8. You have to give up control.
This point has a lot to do with the pervious one. For far, far too long I have been relying on my own strength and control of situations to guide my life. I was “good”, I didn’t do very many “bad” things. Yes I loved the Lord, and knew that by his sacrifice I was saved, but I was still trying to control everything with my own strength.
Over and over visions and words of letting go and allowing God to do the work in my life were spoken over me. He has been waiting patiently all this time for me to stop trying and striving and start to just be who I am.
9. I am a child of God and that is enough.
Who I am is his, who I am is loved. God and his love is enough for me. Being created by him makes me enough, period.
10. Community is essential. Community is hard.
Health community is lacking within the church in a lot of ways, but it is so essential to our survival. Living in healthy community next year with my squad and teammates is also essential. True community requires high courage and high humility. It requires deep love, healthy communication and a willingness to press forward when it gets hard. When healthy community exists though, the Lord is glorified and people are ushered keeping into their sense of identity. When life is spoken, people thrive and the world knows that we are set apart – John 13:35.

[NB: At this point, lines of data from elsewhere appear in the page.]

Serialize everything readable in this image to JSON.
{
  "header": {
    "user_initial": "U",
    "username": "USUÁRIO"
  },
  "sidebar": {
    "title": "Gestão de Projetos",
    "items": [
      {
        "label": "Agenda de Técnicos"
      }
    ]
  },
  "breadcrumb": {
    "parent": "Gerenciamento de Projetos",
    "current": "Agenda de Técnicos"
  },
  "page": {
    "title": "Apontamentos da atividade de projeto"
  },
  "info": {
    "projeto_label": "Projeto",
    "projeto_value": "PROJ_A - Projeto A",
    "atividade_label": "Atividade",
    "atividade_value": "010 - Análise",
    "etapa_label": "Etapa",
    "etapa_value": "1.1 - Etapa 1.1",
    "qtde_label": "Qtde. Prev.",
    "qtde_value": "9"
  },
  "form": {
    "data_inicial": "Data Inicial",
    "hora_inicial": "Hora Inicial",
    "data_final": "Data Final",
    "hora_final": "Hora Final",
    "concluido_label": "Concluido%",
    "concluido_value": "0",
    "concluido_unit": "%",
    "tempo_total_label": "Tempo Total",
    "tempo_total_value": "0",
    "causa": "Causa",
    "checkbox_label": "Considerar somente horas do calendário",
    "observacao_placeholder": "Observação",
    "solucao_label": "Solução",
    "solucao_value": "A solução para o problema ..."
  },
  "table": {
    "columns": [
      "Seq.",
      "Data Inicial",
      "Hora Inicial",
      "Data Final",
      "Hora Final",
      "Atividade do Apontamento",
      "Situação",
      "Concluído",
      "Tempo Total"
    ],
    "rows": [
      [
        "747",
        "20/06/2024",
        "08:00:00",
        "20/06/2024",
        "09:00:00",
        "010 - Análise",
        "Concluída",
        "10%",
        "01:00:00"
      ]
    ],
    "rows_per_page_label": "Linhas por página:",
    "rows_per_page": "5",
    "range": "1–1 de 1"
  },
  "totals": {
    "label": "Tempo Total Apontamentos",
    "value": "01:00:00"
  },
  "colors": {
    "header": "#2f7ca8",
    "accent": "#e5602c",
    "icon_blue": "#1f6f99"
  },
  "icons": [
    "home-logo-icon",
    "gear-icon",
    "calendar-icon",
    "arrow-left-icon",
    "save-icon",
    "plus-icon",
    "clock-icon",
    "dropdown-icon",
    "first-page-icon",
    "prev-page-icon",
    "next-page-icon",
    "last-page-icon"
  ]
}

If any of this resonated with you, I beg you to bring it to the Lord and see what he has in store for you. Trust me when I tell you it is so much more that you could ever image.
There is so much more that happened in these past 10 days and there will be more blogs to come talking about that. I’d love to have a conversation with you to talk more about any of it if you would like. Just contact me!
I will leave you with these two thoughts, as I hope that by sharing this part of my world race journey, it might stir something up in you to dive into a deeper journey with the Lord.
There is an invitation to more. How far are you willing to go?
It is going to be hard. How are you doing to deal with that, will you keep pressing in?